Les poissons des cavernes mexicains aveugles développent des accents spécifiques aux grottes (vidéo)

Le poisson des cavernes aveugle (Astyanax mexicanus) développe des accents uniques dans différentes grottes. blickwinkel/A. Hartl/Alay

Le tétra mexicain a évolué pour vivre dans un certain nombre de grottes sombres – et nous savons maintenant que les poissons de chaque grotte utilisent des clics pour communiquer de manière distincte.

Dans les grottes souterraines du nord-est du Mexique, des groupes de poissons aveugles semblent développer des accents spécifiques aux grottes. La scission linguistique pourrait éventuellement contribuer à la spéciation en cours parmi les poissons.

Le tétra mexicain ( Astyanax mexicanus ) n’est pas étranger à la diversification. Il existe sous deux formes : l’une avec une bonne vision qui vit dans les rivières baignées de lumière, l’autre aveugle avec un corps translucide, qui a commencé à évoluer il y a peut-être seulement 20 000 ans alors que certains poissons peuplaient des grottes souterraines sombres.

Comme beaucoup de poissons, A. mexicanus utilise le bruit pour communiquer. Il produit au moins six sons distincts pour cela, bien que leur signification semble avoir changé parmi les habitants des cavernes alors qu’ils s’adaptaient à la vie dans l’obscurité. 

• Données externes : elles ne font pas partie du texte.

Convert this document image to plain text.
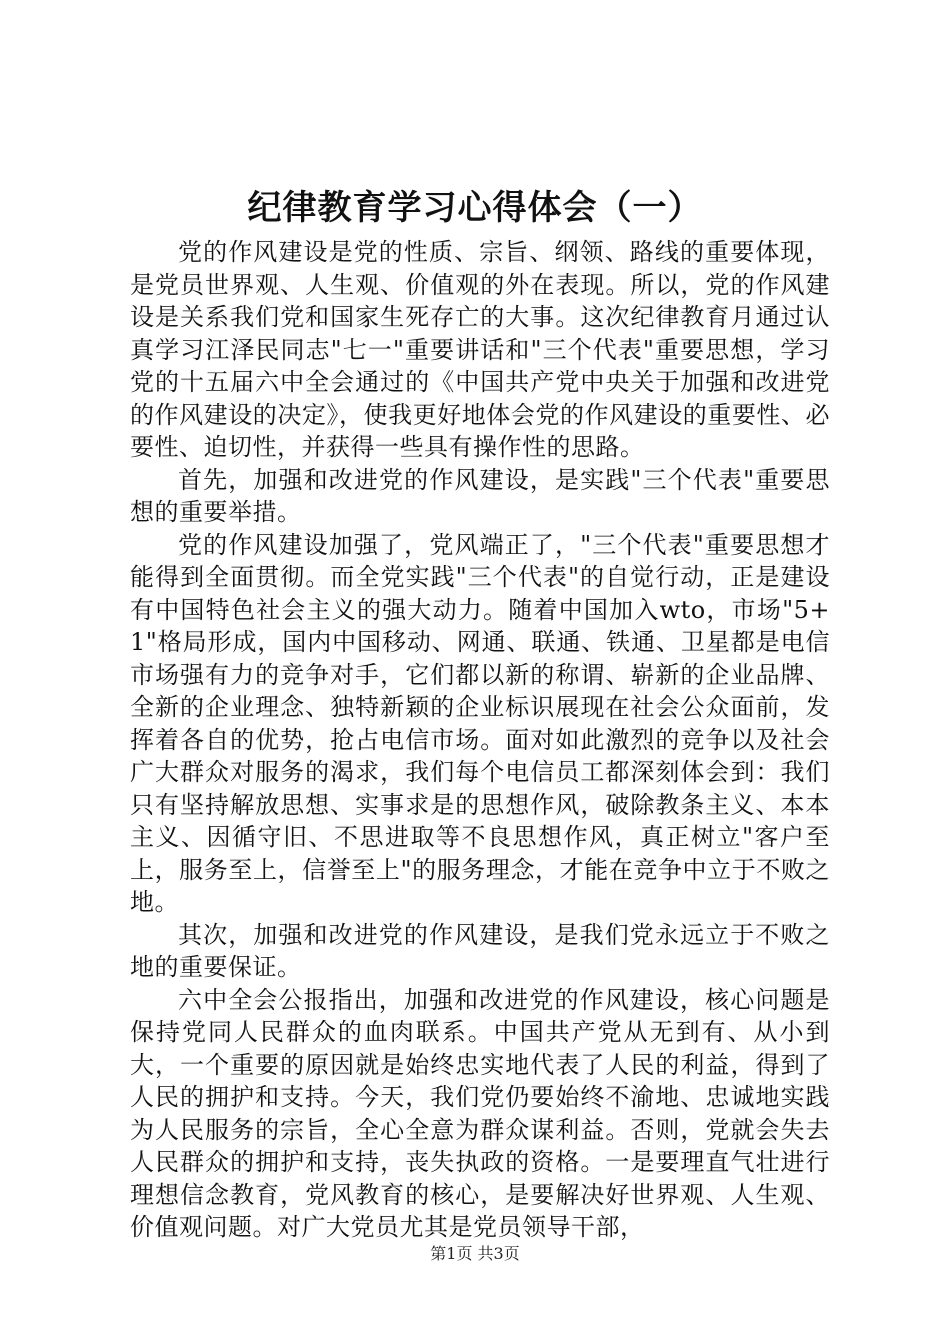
纪律教育学习心得体会（一）

党的作风建设是党的性质、宗旨、纲领、路线的重要体现，是党员世界观、人生观、价值观的外在表现。所以，党的作风建设是关系我们党和国家生死存亡的大事。这次纪律教育月通过认真学习江泽民同志"七一"重要讲话和"三个代表"重要思想，学习党的十五届六中全会通过的《中国共产党中央关于加强和改进党的作风建设的决定》，使我更好地体会党的作风建设的重要性、必要性、迫切性，并获得一些具有操作性的思路。

首先，加强和改进党的作风建设，是实践"三个代表"重要思想的重要举措。

党的作风建设加强了，党风端正了，"三个代表"重要思想才能得到全面贯彻。而全党实践"三个代表"的自觉行动，正是建设有中国特色社会主义的强大动力。随着中国加入wto，市场"5+1"格局形成，国内中国移动、网通、联通、铁通、卫星都是电信市场强有力的竞争对手，它们都以新的称谓、崭新的企业品牌、全新的企业理念、独特新颖的企业标识展现在社会公众面前，发挥着各自的优势，抢占电信市场。面对如此激烈的竞争以及社会广大群众对服务的渴求，我们每个电信员工都深刻体会到：我们只有坚持解放思想、实事求是的思想作风，破除教条主义、本本主义、因循守旧、不思进取等不良思想作风，真正树立"客户至上，服务至上，信誉至上"的服务理念，才能在竞争中立于不败之地。

其次，加强和改进党的作风建设，是我们党永远立于不败之地的重要保证。

六中全会公报指出，加强和改进党的作风建设，核心问题是保持党同人民群众的血肉联系。中国共产党从无到有、从小到大，一个重要的原因就是始终忠实地代表了人民的利益，得到了人民的拥护和支持。今天，我们党仍要始终不渝地、忠诚地实践为人民服务的宗旨，全心全意为群众谋利益。否则，党就会失去人民群众的拥护和支持，丧失执政的资格。一是要理直气壮进行理想信念教育，党风教育的核心，是要解决好世界观、人生观、价值观问题。对广大党员尤其是党员领导干部，

第1页 共3页
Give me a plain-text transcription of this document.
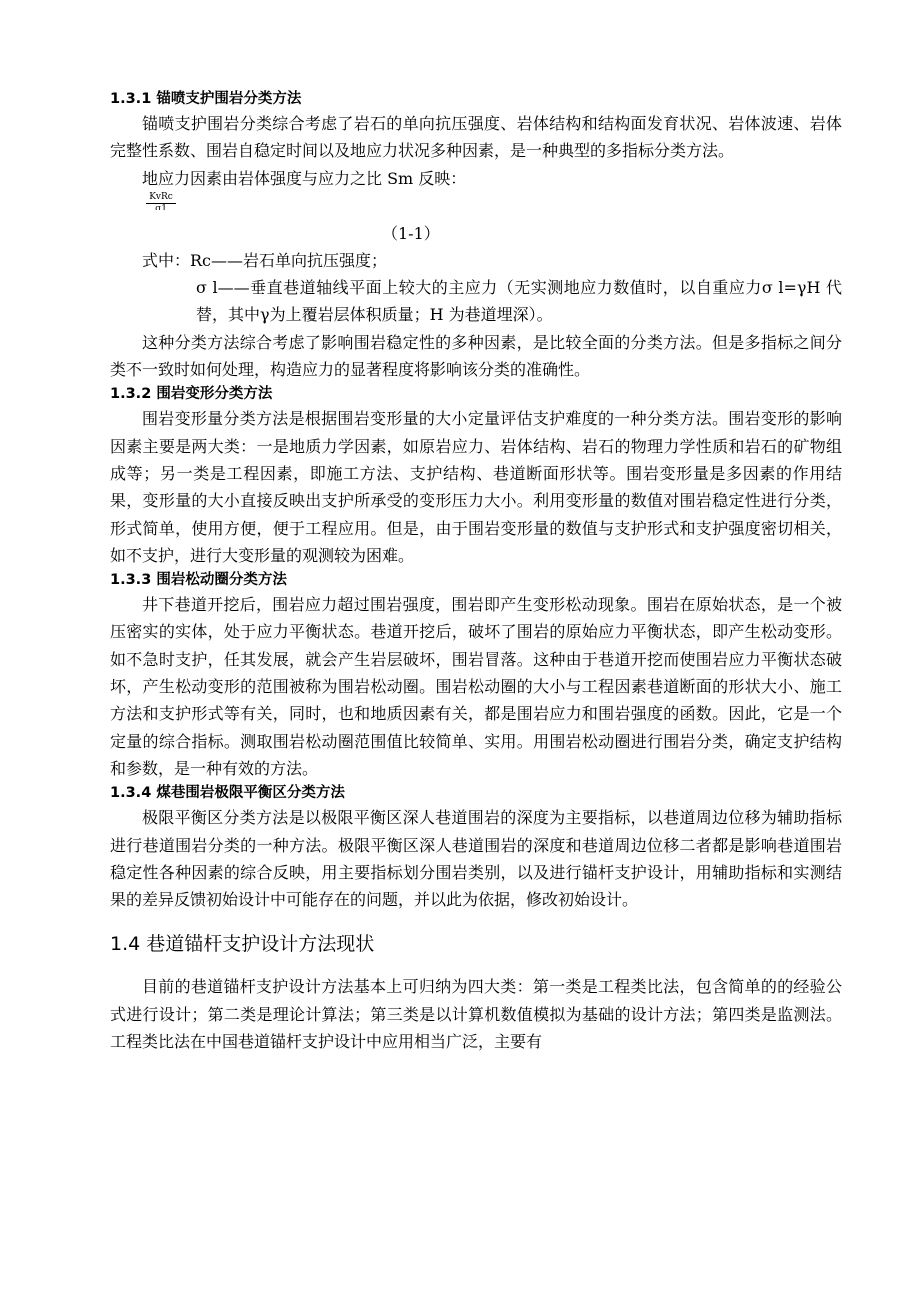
1.3.1 锚喷支护围岩分类方法

锚喷支护围岩分类综合考虑了岩石的单向抗压强度、岩体结构和结构面发育状况、岩体波速、岩体完整性系数、围岩自稳定时间以及地应力状况多种因素，是一种典型的多指标分类方法。

地应力因素由岩体强度与应力之比 Sm 反映：

KvRc
σ1

（1-1）

式中：Rc——岩石单向抗压强度；

σ l——垂直巷道轴线平面上较大的主应力（无实测地应力数值时，以自重应力σ l=γH 代替，其中γ为上覆岩层体积质量；H 为巷道埋深）。

这种分类方法综合考虑了影响围岩稳定性的多种因素，是比较全面的分类方法。但是多指标之间分类不一致时如何处理，构造应力的显著程度将影响该分类的准确性。

1.3.2 围岩变形分类方法

围岩变形量分类方法是根据围岩变形量的大小定量评估支护难度的一种分类方法。围岩变形的影响因素主要是两大类：一是地质力学因素，如原岩应力、岩体结构、岩石的物理力学性质和岩石的矿物组成等；另一类是工程因素，即施工方法、支护结构、巷道断面形状等。围岩变形量是多因素的作用结果，变形量的大小直接反映出支护所承受的变形压力大小。利用变形量的数值对围岩稳定性进行分类，形式简单，使用方便，便于工程应用。但是，由于围岩变形量的数值与支护形式和支护强度密切相关，如不支护，进行大变形量的观测较为困难。

1.3.3 围岩松动圈分类方法

井下巷道开挖后，围岩应力超过围岩强度，围岩即产生变形松动现象。围岩在原始状态，是一个被压密实的实体，处于应力平衡状态。巷道开挖后，破坏了围岩的原始应力平衡状态，即产生松动变形。如不急时支护，任其发展，就会产生岩层破坏，围岩冒落。这种由于巷道开挖而使围岩应力平衡状态破坏，产生松动变形的范围被称为围岩松动圈。围岩松动圈的大小与工程因素巷道断面的形状大小、施工方法和支护形式等有关，同时，也和地质因素有关，都是围岩应力和围岩强度的函数。因此，它是一个定量的综合指标。测取围岩松动圈范围值比较简单、实用。用围岩松动圈进行围岩分类，确定支护结构和参数，是一种有效的方法。

1.3.4 煤巷围岩极限平衡区分类方法

极限平衡区分类方法是以极限平衡区深人巷道围岩的深度为主要指标，以巷道周边位移为辅助指标进行巷道围岩分类的一种方法。极限平衡区深人巷道围岩的深度和巷道周边位移二者都是影响巷道围岩稳定性各种因素的综合反映，用主要指标划分围岩类别，以及进行锚杆支护设计，用辅助指标和实测结果的差异反馈初始设计中可能存在的问题，并以此为依据，修改初始设计。

1.4 巷道锚杆支护设计方法现状

目前的巷道锚杆支护设计方法基本上可归纳为四大类：第一类是工程类比法，包含简单的的经验公式进行设计；第二类是理论计算法；第三类是以计算机数值模拟为基础的设计方法；第四类是监测法。工程类比法在中国巷道锚杆支护设计中应用相当广泛，主要有
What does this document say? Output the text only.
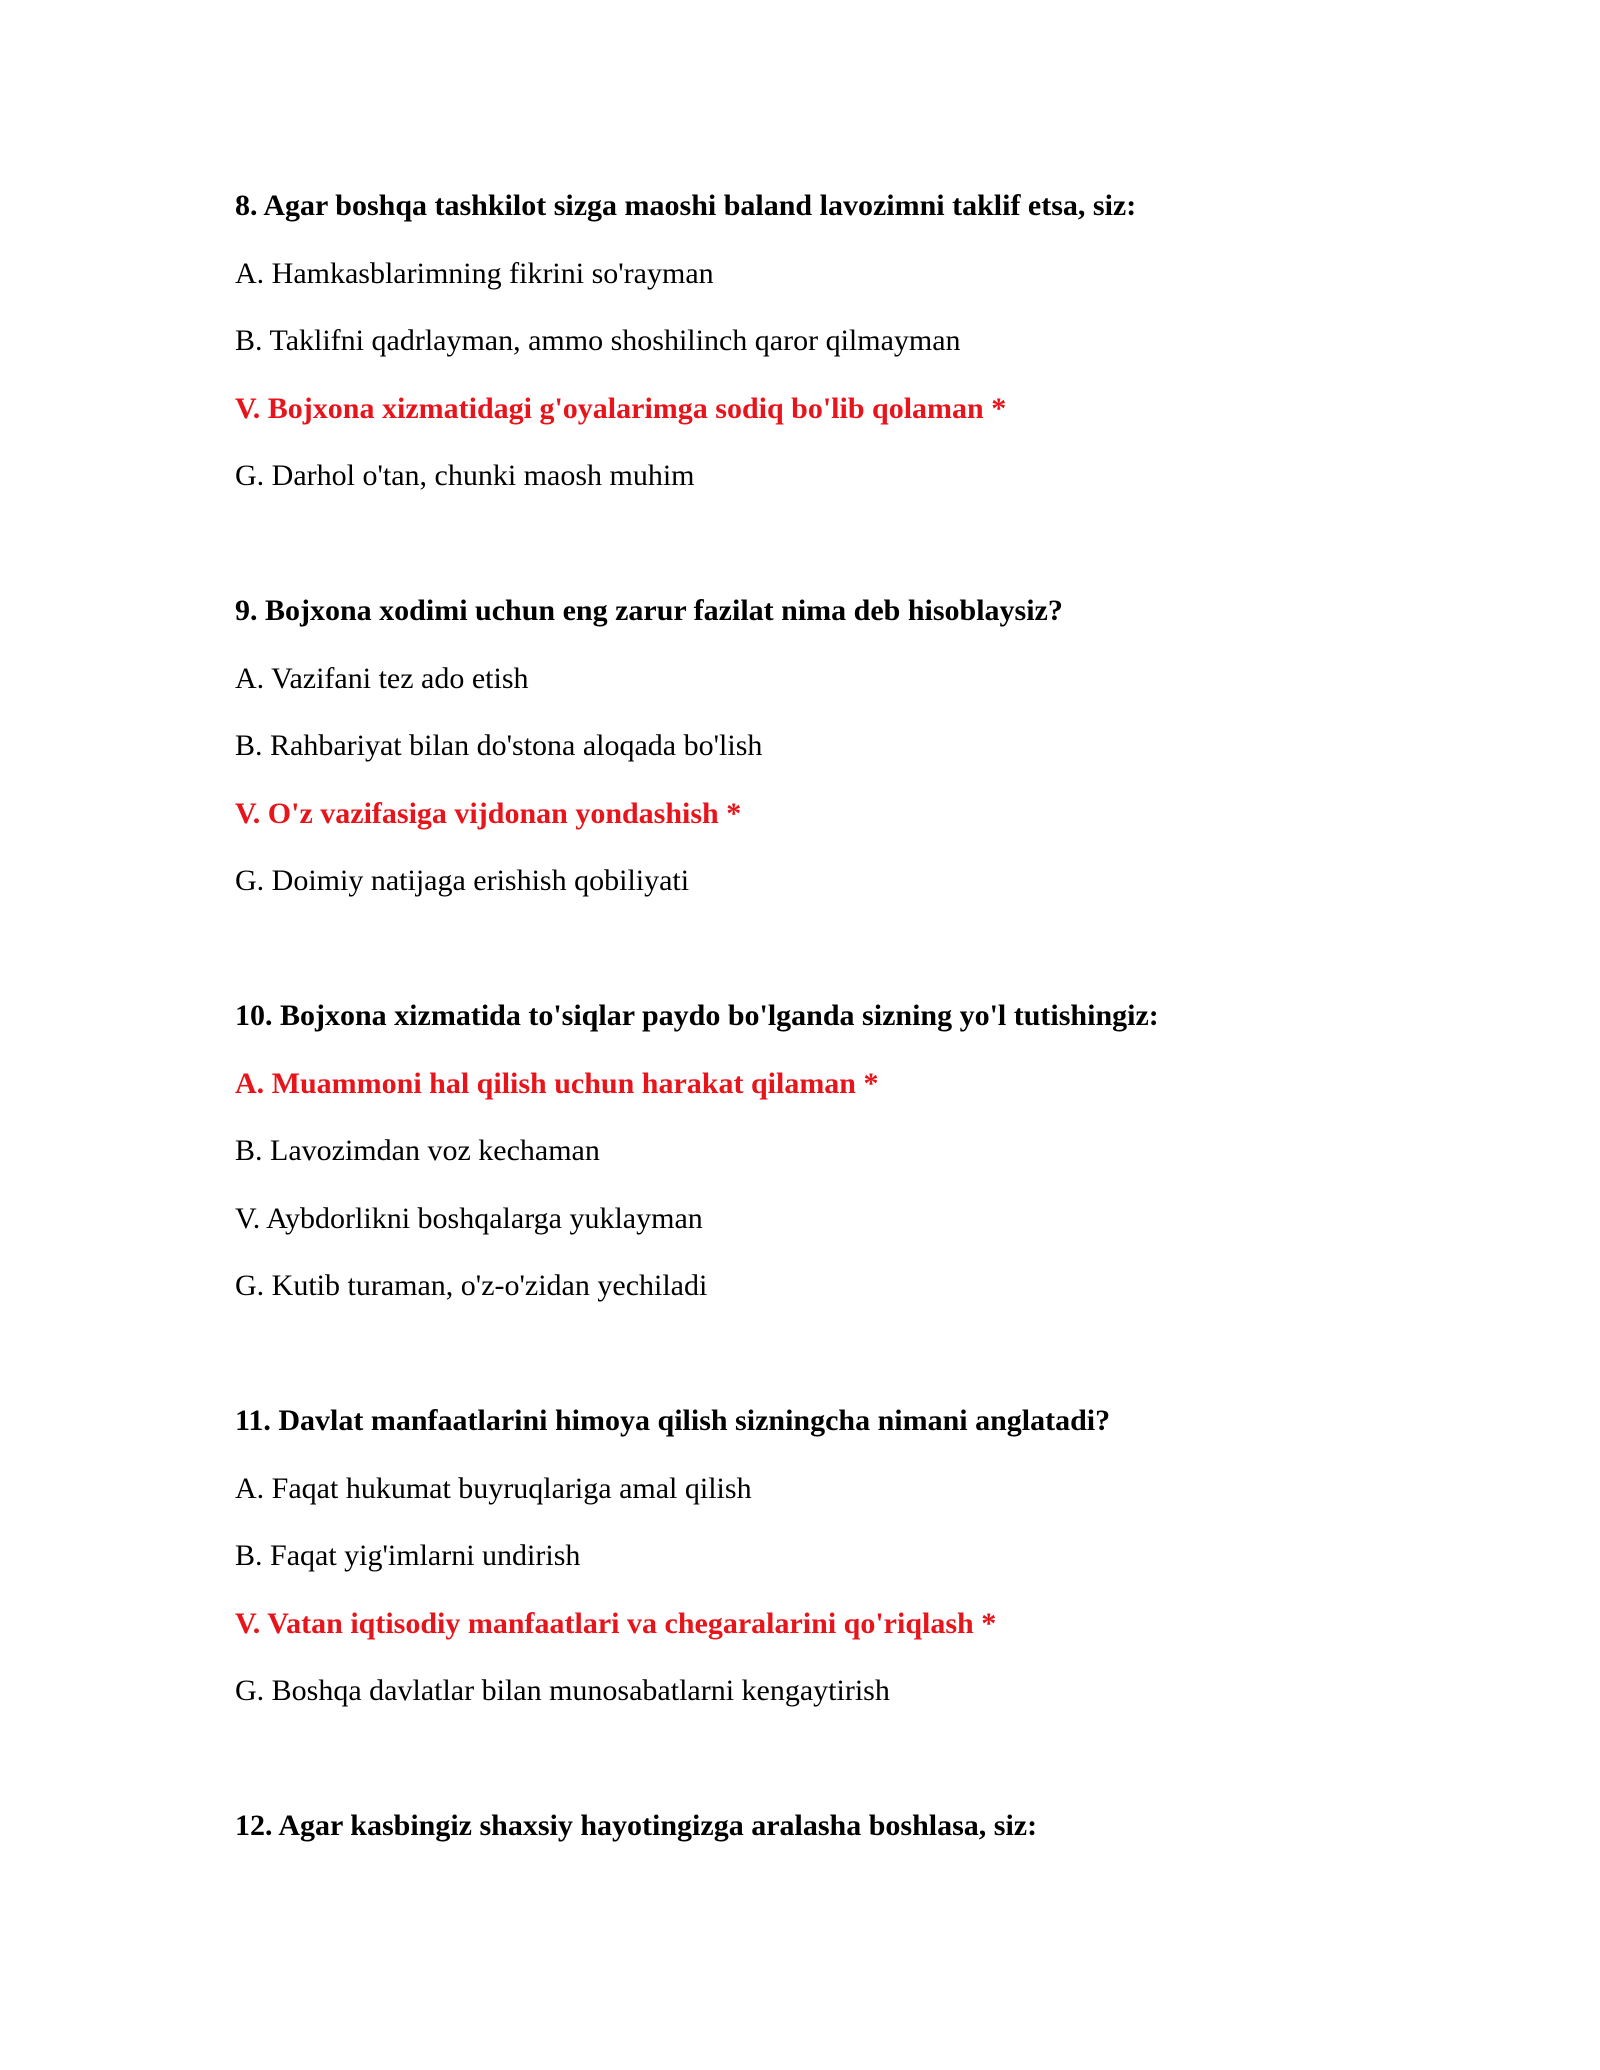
8. Agar boshqa tashkilot sizga maoshi baland lavozimni taklif etsa, siz:
A. Hamkasblarimning fikrini so'rayman
B. Taklifni qadrlayman, ammo shoshilinch qaror qilmayman
V. Bojxona xizmatidagi g'oyalarimga sodiq bo'lib qolaman *
G. Darhol o'tan, chunki maosh muhim
9. Bojxona xodimi uchun eng zarur fazilat nima deb hisoblaysiz?
A. Vazifani tez ado etish
B. Rahbariyat bilan do'stona aloqada bo'lish
V. O'z vazifasiga vijdonan yondashish *
G. Doimiy natijaga erishish qobiliyati
10. Bojxona xizmatida to'siqlar paydo bo'lganda sizning yo'l tutishingiz:
A. Muammoni hal qilish uchun harakat qilaman *
B. Lavozimdan voz kechaman
V. Aybdorlikni boshqalarga yuklayman
G. Kutib turaman, o'z-o'zidan yechiladi
11. Davlat manfaatlarini himoya qilish sizningcha nimani anglatadi?
A. Faqat hukumat buyruqlariga amal qilish
B. Faqat yig'imlarni undirish
V. Vatan iqtisodiy manfaatlari va chegaralarini qo'riqlash *
G. Boshqa davlatlar bilan munosabatlarni kengaytirish
12. Agar kasbingiz shaxsiy hayotingizga aralasha boshlasa, siz:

Une forme particulière de clic aigu utilisé par les poissons voyants lors de rencontres agressives, par exemple, est produite par leurs homologues aveugles lors de la recherche de nourriture.

Carole Hyacinthe de l’université d’Harvard s’est demandée si la communication variait aussi entre les poissons évoluant dans différentes grottes.

Hyacinthe et ses collègues ont analysé 44 heures de bavardages de poissons enregistrés dans six grottes, réparties sur les trois chaînes de montagnes où la colonisation des grottes aurait eu lieu indépendamment. 

L’équipe s’est concentrée sur les clics et les clics répétés, les deux sons les plus couramment utilisés. Ils ont comparé une gamme de valeurs acoustiques, y compris la longueur de chaque clic, la hauteur et la vitesse à laquelle plusieurs clics ont été produits en séquence.

Ils ont trouvé plusieurs variations significatives et distinctes entre les grottes. Les clics étaient lancés relativement haut dans une grotte appelée Molino, alors qu’ils étaient profonds et en plein essor dans une grotte appelée Subterráneo. 

Les poissons habitant une grotte appelée Pachón ont déclenché des clics jusqu’à 10 fois plus rapidement que dans d’autres grottes, tandis que dans une grotte appelée Tinaja, les clics étaient plus longs. 

Dans une grotte appelée Chica, où vivent des populations hybrides de poissons de surface et de cavernes, les sons étaient plus variés qu’ailleurs.

Les sons dans une grotte appelée Los Sabinos étaient similaires à Chica à proximité, mais aussi Subterráneo et Molino, qui se trouvent dans des régions différentes. Cela soutient l’idée que les sons ont évolué indépendamment et n’étaient pas liés à la proximité physique.

L’équipe a ensuite utilisé une analyse statistique couramment déployée en acoustique pour répartir les sons en groupes, ce qui a également suggéré des modèles distincts dans chaque grotte.

« Il s’agit d’un travail très intrigant et créatif », déclare Suzanne McGaugh de l’Université du Minnesota, qui n’a pas participé à l’étude. « Il serait intéressant de voir si la communication varie également entre les populations de surface », dit-elle.

Les nouveaux accents sont probablement le résultat d’une dérive génétique totalement aléatoire, explique Sylvie Rétaux de l’université Paris-Saclay, co-auteur de l’étude.

Finalement, les auteurs spéculent, les difficultés de communication pourraient contribuer à la spéciation. D’autres expériences impliquant la lecture du son seraient essentielles pour explorer cela.

 « Peut-être qu’après un million d’années, ça aura tellement dérivé qu’ils ne pourront plus se comprendre », dit Rétaux.

Hyacinthe explore maintenant la production sonore chez le poisson des cavernes à un niveau plus fondamental, car les mécanismes sont encore inconnus. 

« Astyanax est un très bon modèle pour étudier la base génétique de l’évolution des sons », dit-elle.